In termini di impatti ambientali e di accettabilità sociale vi sono delle differenze tra le applicazioni dei due sistemi?
«Questo punto è già stato affrontato nelle precedenti risposte. Ambedue i sistemi, benché differenti sia per le condizioni geologiche che per la realizzazione e sfruttamento industriale potrebbero, secondo me, essere simili nella gestione locale, nelle soluzioni tecniche fondamentali (per esempio nell’uso della re-iniezione), nella definizione dell’interesse sociale e pubblico e nella ricerca di ulteriori e futuri sviluppi».
In base alla sua esperienza come presidente del Comitato Tecnico per la Geotermia sull’Amiata crede che sarà possibile e come ricomporre la frattura tra una parte della società che vive quel territorio e la geotermia che è una fonte strategica di energia per la Regione Toscana?
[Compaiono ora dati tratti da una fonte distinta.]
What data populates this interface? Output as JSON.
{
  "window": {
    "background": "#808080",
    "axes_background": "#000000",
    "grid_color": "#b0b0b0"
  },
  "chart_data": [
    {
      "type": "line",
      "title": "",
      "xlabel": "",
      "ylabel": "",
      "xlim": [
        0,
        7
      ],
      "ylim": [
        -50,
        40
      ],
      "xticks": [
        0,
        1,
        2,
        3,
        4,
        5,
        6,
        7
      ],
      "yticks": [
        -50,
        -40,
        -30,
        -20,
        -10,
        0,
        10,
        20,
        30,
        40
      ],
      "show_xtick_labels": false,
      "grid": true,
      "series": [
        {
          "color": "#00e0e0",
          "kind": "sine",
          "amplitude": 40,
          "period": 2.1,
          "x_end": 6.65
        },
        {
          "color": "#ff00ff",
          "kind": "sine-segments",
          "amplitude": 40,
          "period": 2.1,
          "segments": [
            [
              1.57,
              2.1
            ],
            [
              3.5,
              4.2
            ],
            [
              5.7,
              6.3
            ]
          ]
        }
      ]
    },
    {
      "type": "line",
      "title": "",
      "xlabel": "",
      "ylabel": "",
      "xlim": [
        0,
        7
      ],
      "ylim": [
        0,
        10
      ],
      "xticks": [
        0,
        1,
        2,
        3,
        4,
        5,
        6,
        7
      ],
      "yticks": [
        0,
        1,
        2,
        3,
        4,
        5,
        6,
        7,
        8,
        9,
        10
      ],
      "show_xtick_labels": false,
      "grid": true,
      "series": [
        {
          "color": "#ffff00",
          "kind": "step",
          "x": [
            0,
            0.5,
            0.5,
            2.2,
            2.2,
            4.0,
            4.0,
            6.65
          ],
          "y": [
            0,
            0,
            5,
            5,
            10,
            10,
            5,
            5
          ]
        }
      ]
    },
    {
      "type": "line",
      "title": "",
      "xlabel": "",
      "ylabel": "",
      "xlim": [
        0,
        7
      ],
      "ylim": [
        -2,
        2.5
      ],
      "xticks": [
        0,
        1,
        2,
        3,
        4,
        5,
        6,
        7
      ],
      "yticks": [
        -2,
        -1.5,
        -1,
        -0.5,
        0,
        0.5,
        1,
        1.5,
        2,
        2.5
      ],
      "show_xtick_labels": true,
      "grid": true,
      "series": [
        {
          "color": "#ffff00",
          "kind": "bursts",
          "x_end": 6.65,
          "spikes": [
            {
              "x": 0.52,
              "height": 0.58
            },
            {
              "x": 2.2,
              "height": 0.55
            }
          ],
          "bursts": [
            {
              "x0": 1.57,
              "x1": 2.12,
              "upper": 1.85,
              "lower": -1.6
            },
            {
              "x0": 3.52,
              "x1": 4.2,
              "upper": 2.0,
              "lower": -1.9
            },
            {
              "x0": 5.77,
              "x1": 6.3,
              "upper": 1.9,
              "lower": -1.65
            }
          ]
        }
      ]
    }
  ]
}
«Credo di aver già risposto precedentemente. Devo aggiungere che l’esperienza del CTGA è stata per me molto istruttiva, sebbene non sempre semplice né produttiva come inizialmente speravo! E’ mia opinione che la Regione Toscana abbia necessità di definire un nuovo organismo che possa contribuire, in termini scientifici e tecnici, a sostenere le scelte amministrative. La Regione Toscana ha necessità di sviluppare quindi proprie capacità tecnico-scientifiche per far crescere l’informazione, definire le risorse geotermiche, gestire ed interpretare i dati geotermici relativamente allo sfruttamento del serbatoio e all’impatto ambientale. Tutto ciò con l’obiettivo di offrire un solido e autorevole riferimento per tutti gli interessati alle risorse geotermiche, sia del settore pubblico che privato, anche allo scopo di aumentare la loro capacità di realizzare impianti».